- Born: October 12, 1845 Giles County, Tennessee, U.S.
- Died: October 28, 1935 (aged 90) Nashville, Tennessee, U.S.
- Resting place: Mount Olivet Cemetery
- Occupation: Painter

= Edwin M. Gardner =

American painter

Edwin M. Gardner (1845–1935) was an American Confederate veteran and painter.

==Early life==
Gardner was born on October 12, 1845, in Giles County, Tennessee. He grew up in Mississippi. During the American Civil War of 1861–1865, he served in the Confederate States Army under General Nathan Bedford Forrest.
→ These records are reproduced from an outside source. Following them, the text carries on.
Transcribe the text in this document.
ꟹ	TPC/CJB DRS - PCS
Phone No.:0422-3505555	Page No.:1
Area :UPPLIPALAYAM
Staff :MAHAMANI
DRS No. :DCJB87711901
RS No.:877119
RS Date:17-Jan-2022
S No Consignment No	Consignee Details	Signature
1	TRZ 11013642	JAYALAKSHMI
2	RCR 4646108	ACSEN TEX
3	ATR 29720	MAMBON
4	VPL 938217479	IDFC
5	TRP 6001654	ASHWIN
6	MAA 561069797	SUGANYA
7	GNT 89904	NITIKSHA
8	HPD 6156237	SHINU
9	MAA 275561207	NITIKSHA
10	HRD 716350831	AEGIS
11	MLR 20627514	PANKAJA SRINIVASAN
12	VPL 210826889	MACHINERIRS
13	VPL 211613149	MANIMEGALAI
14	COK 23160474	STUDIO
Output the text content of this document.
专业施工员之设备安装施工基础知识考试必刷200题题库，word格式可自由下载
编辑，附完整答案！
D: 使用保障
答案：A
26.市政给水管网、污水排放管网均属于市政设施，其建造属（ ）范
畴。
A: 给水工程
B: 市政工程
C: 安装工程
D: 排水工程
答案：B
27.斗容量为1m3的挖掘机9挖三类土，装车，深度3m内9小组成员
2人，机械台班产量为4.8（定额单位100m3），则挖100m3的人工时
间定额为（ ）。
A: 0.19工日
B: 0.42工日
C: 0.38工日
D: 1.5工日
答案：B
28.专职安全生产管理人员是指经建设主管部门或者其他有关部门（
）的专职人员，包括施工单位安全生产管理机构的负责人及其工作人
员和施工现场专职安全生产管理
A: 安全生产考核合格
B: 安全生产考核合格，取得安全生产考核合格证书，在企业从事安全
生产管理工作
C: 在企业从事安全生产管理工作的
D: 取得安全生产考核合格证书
Gardner took painting lessons at the Royal Academy of Arts in Belgium and the National Academy Museum and School in New York City.

==Career==
Gardner started his career as an art teacher at a female academy in Aberdeen, Mississippi, followed by Mary Sharp College, a female academy in Winchester, Tennessee. He moved to Nashville, Tennessee, where he joined the Nashville Art Association and taught at the Watkins Institute, where he had a studio. One of his students, Cornelius Hankins, became a prominent painter in the South.

Gardner did a portrait of Sarah Childress Polk. He also painted blacks.

==Death==
Gardner died on October 28, 1935, in Nashville, Tennessee. He was buried at the Mount Olivet Cemetery.